An 81-year-old Montana man, Arthur “Jack” Schubarth, faces sentencing in federal court Monday in Great Falls for his role in illegally using tissue and testicles from large sheep hunted in Central Asia and the U.S. to create hybrid sheep for captive trophy hunting in Texas and Minnesota.
According to court records, prosecutors are not seeking prison time for Schubarth, who resides in Vaughn, Montana. He is requesting a one-year probationary sentence for violating federal wildlife trafficking laws. The maximum punishment for the two Lacey Act violations is up to five years in prison and a fine of up to $250,000, or twice the defendant’s financial gain.
Schubarth’s attorney argued that cloning the giant Marco Polo sheep hunted in Kyrgyzstan has devastated his client’s “life, reputation, and family.” However, the sentencing memorandum also commends Schubarth for successfully cloning the endangered sheep, which he named Montana Mountain King. The animal has been confiscated by U.S. Fish and Wildlife Services.
“Jack did something no one else could, or has ever done,” the memo stated. “On a ranch, in a barn in Montana, he created Montana Mountain King. MMK is an extraordinary animal, born of science, and from a man who, if he could rewrite history, would have left the challenge of cloning a Marco Polo only to the imagination of Michael Crichton,” the author of the science fiction novel Jurassic Park.
Schubarth owns Sun River Enterprises LLC, a 215-acre alternative livestock ranch that buys, sells, and breeds “alternative livestock” such as mountain sheep, mountain goats, and ungulates, primarily for private hunting preserves where people shoot captive trophy game animals for a fee, prosecutors said. Schubarth has been in the game farm business since 1987.
In March, Schubarth pleaded guilty to charges that he and five others conspired to use tissue from a Marco Polo sheep illegally brought into the U.S. to clone the animal. They then used the clone and its descendants to create a larger, hybrid species of sheep that would be more valuable for captive hunting operations.
Marco Polo sheep, the largest in the world, can weigh as much as 300 pounds and possess curled horns up to five feet long.

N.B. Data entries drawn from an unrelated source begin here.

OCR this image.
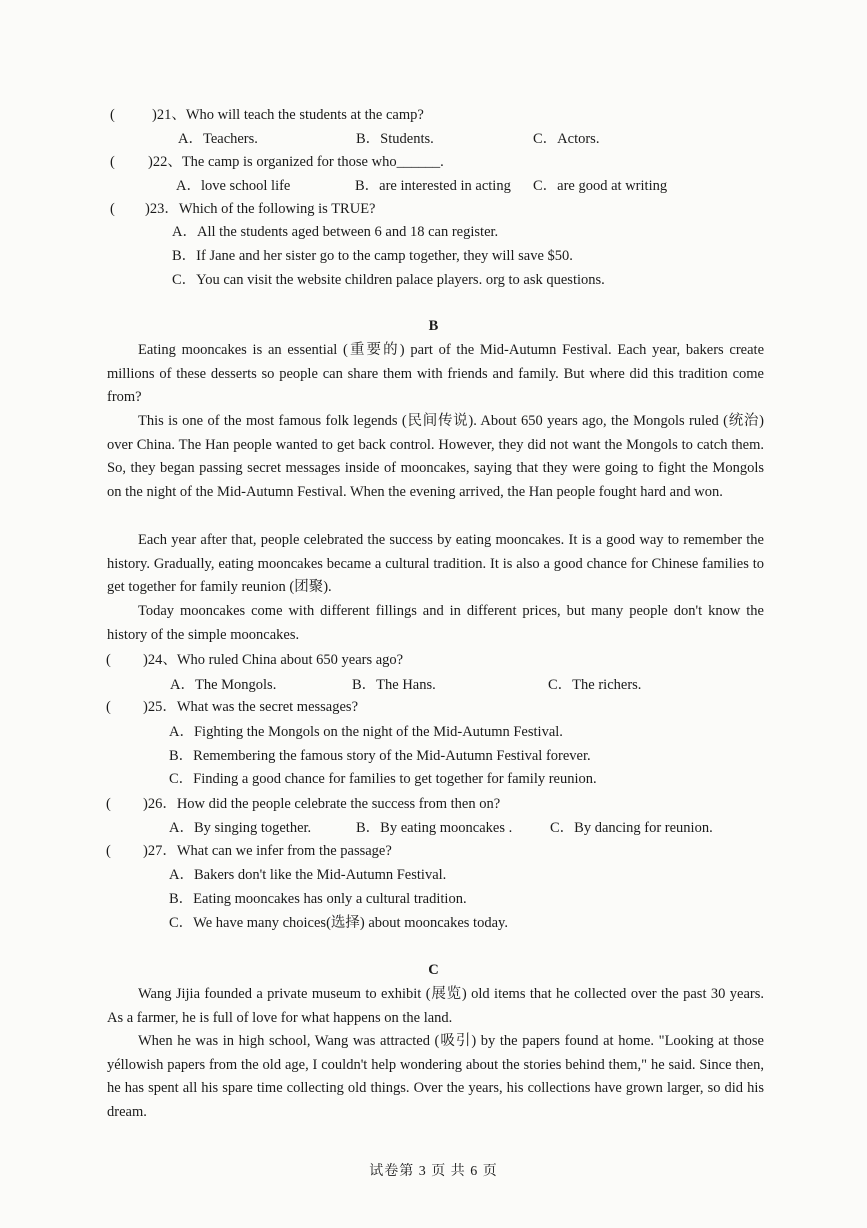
(	)21、Who will teach the students at the camp?
A．Teachers.	B．Students.	C．Actors.
( )22、The camp is organized for those who______.
A．love school life	B．are interested in acting C．are good at writing
( )23．Which of the following is TRUE?
A．All the students aged between 6 and 18 can register.
B．If Jane and her sister go to the camp together, they will save $50.
C．You can visit the website children palace players. org to ask questions.
B

Eating mooncakes is an essential (重要的) part of the Mid-Autumn Festival. Each year, bakers create millions of these desserts so people can share them with friends and family. But where did this tradition come from?

This is one of the most famous folk legends (民间传说). About 650 years ago, the Mongols ruled (统治) over China. The Han people wanted to get back control. However, they did not want the Mongols to catch them. So, they began passing secret messages inside of mooncakes, saying that they were going to fight the Mongols on the night of the Mid-Autumn Festival. When the evening arrived, the Han people fought hard and won.

Each year after that, people celebrated the success by eating mooncakes. It is a good way to remember the history. Gradually, eating mooncakes became a cultural tradition. It is also a good chance for Chinese families to get together for family reunion (团聚).

Today mooncakes come with different fillings and in different prices, but many people don't know the history of the simple mooncakes.

( )24、Who ruled China about 650 years ago?
A．The Mongols.	B．The Hans.	C．The richers.
( )25．What was the secret messages?
A．Fighting the Mongols on the night of the Mid-Autumn Festival.
B．Remembering the famous story of the Mid-Autumn Festival forever.
C．Finding a good chance for families to get together for family reunion.
( )26．How did the people celebrate the success from then on?
A．By singing together.	B．By eating mooncakes .	C．By dancing for reunion.
( )27．What can we infer from the passage?
A．Bakers don't like the Mid-Autumn Festival.
B．Eating mooncakes has only a cultural tradition.
C．We have many choices(选择) about mooncakes today.
C

Wang Jijia founded a private museum to exhibit (展览) old items that he collected over the past 30 years. As a farmer, he is full of love for what happens on the land.

When he was in high school, Wang was attracted (吸引) by the papers found at home. "Looking at those yéllowish papers from the old age, I couldn't help wondering about the stories behind them," he said. Since then, he has spent all his spare time collecting old things. Over the years, his collections have grown larger, so did his dream.

试卷第 3 页 共 6 页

Schubarth sold semen from Montana Mountain King, along with hybrid sheep, to three individuals in Texas. A Minnesota resident brought 74 sheep to Schubarth’s ranch for insemination at various times during the conspiracy, court records indicated. Schubarth sold one direct offspring from Montana Mountain King for $10,000 and other sheep with lesser MMK genetics for smaller amounts.
In October 2019, Schubarth paid a hunting guide $400 for the testicles of a trophy-sized Rocky Mountain bighorn sheep harvested in Montana. He then extracted and sold the sheep’s semen, according to court records.
Sheep breeds not allowed in Montana were brought into the state as part of the conspiracy, including 43 sheep from Texas, prosecutors said.
The five co-conspirators have not been named in court records, but Schubarth’s plea agreement requires him to cooperate fully with prosecutors and testify if called upon. The case remains under investigation, according to Montana wildlife officials.
In a letter attached to the sentencing memo, Schubarth expressed deep regret for his actions, stating he becomes extremely passionate about any project he undertakes, including his “sheep project.”
“I got my normal mindset clouded by my enthusiasm and looked for any grey area in the law to make the best sheep I could for this sheep industry,” he wrote. “My family has never been broke, but we are now.”